[Y]ou remember, the boiler was shut off for four days because of the strike. I mean, none of their parents would let them cross the picket line and they knew there was a strike going on and what it meant.

After saying that the snakes in the school had died, the narrator attempts to explain. The narrator is ambiguous about who he means by “you,” but he assumes that whomever he’s addressing (the reader?) knows the history of what happened. Therefore, he does not provide details about the strike. However, his reference to a strike strongly implies that the school has had troubles beyond the deaths of the orange trees and snakes. Furthermore, the school children show a remarkable awareness of what has been happening: they apparently understand the strike’s meaning, while readers are left in the dark.

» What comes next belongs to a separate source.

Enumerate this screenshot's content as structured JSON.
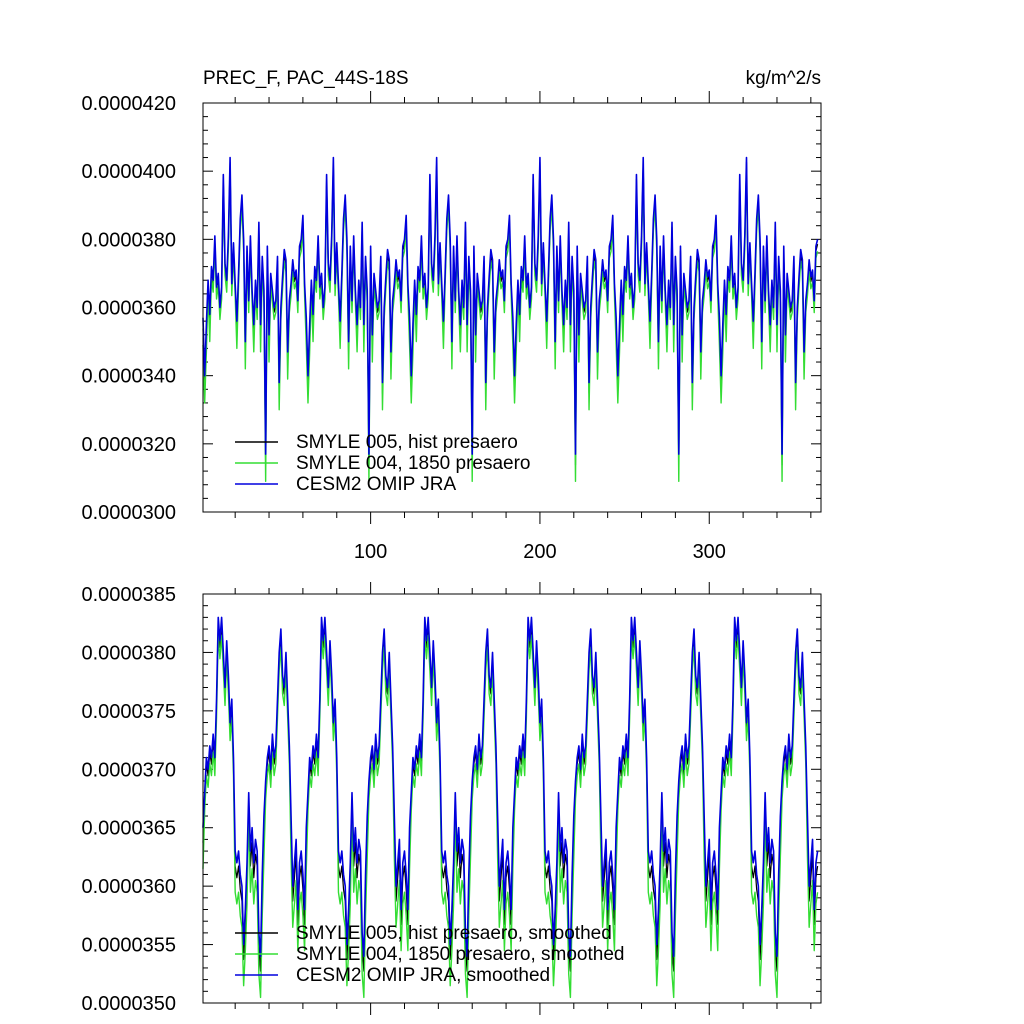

I don’t know what it died of. Distemper, I guess. It probably hadn’t had any shots.

The Murdoch girl finds a stray puppy under a delivery truck and brings it to school. After some fun times, the puppy dies without warning. This quote demonstrates the narrator’s limited knowledge. Since the narrative point of view is first person, readers know only what the narrator knows or what they can infer from the details he supplies. In this case, the narrator does not know why the puppy dies. He only hazards a guess: distemper. Distemper is a highly contagious, fatal disease. However, it is easily preventable with vaccinations. From this vantage, the narrator’s feeling that the puppy “hadn’t had any shots” may be correct.

However, the signs of distemper include fever, lethargy, vomiting, and diarrhea. The narrator gives no impression that the puppy showed these symptoms. Although he expects the puppy to live for only two weeks, he gives the impression that the dog was fine one day and dead the next. So, it is highly unlikely that the cause is distemper. The narrator’s uneducated guess makes him somewhat unreliable. In addition, the narrator absolves himself and his students of blame in the dog’s death. If, as he suggests, the dog died because it was not immunized, the death was inevitable.

The cause of death was not stated in the letter we got, they suggested we adopt another child instead and sent us some interesting case histories, but we didn’t have the heart.

Not long after the class adopts a Korean orphan, the child dies. Again, the narrator cannot explain the death, other than to say, “maybe we adopted him too late or something.” The fact that the charity agency did not state the child’s cause of death suggests an assumption on the charity’s part that donors might consider such details unimportant. Like all deaths in the story, this one seems unremarkable. The agency’s suggestion that the class adopt another child also implies that orphaned children are plentiful and replaceable.

The idiom “we didn’t have the heart” is a curious choice, suggesting contradictory meanings to reflect the emotional confusion the event might inspire in the class. On the one hand, not to have a heart suggests that the kids may be heartless, lacking the compassion to adopt another child despite the need. On the other hand, “didn’t have the heart” suggests that the kids are not willing to adopt another child because they are emotionally exhausted and fear the possibility of the child ’s death.

Then there was a knock on the door, I opened the door, and the new gerbil walked in. The children cheered wildly.

After the teaching assistant Helen embraces the narrator and he kisses her brow, the children are excited. The moment is broken by a knock on the door, after which a gerbil enters the classroom. It’s notable that Edgar refers to this creature as “the new gerbil,” a phrase that suggests the replaceability of gerbils. That is, when one gerbil dies, it’s easy to replace it with new one. This notion of replaceability echoes the adoption agency’s letter offering the class to replace Kim, the deceased orphan, with a new one.

However, the strangeness of this scene goes beyond Edgar’s reference to a new gerbil. Are we readers supposed to believe that the gerbil is the one who knocks on the door? How did it get there? Furthermore, are we readers meant to take the new gerbil as a symbol for something? Does it represent a renewal of the life and death cycle that has appeared throughout the story? As for the children’s cheers, are they just excited to have a new class pet, or are they indulging in an absurd celebration of new life in the face of death’s inevitability? Barthelme leaves it up to us readers to answer these questions for ourselves.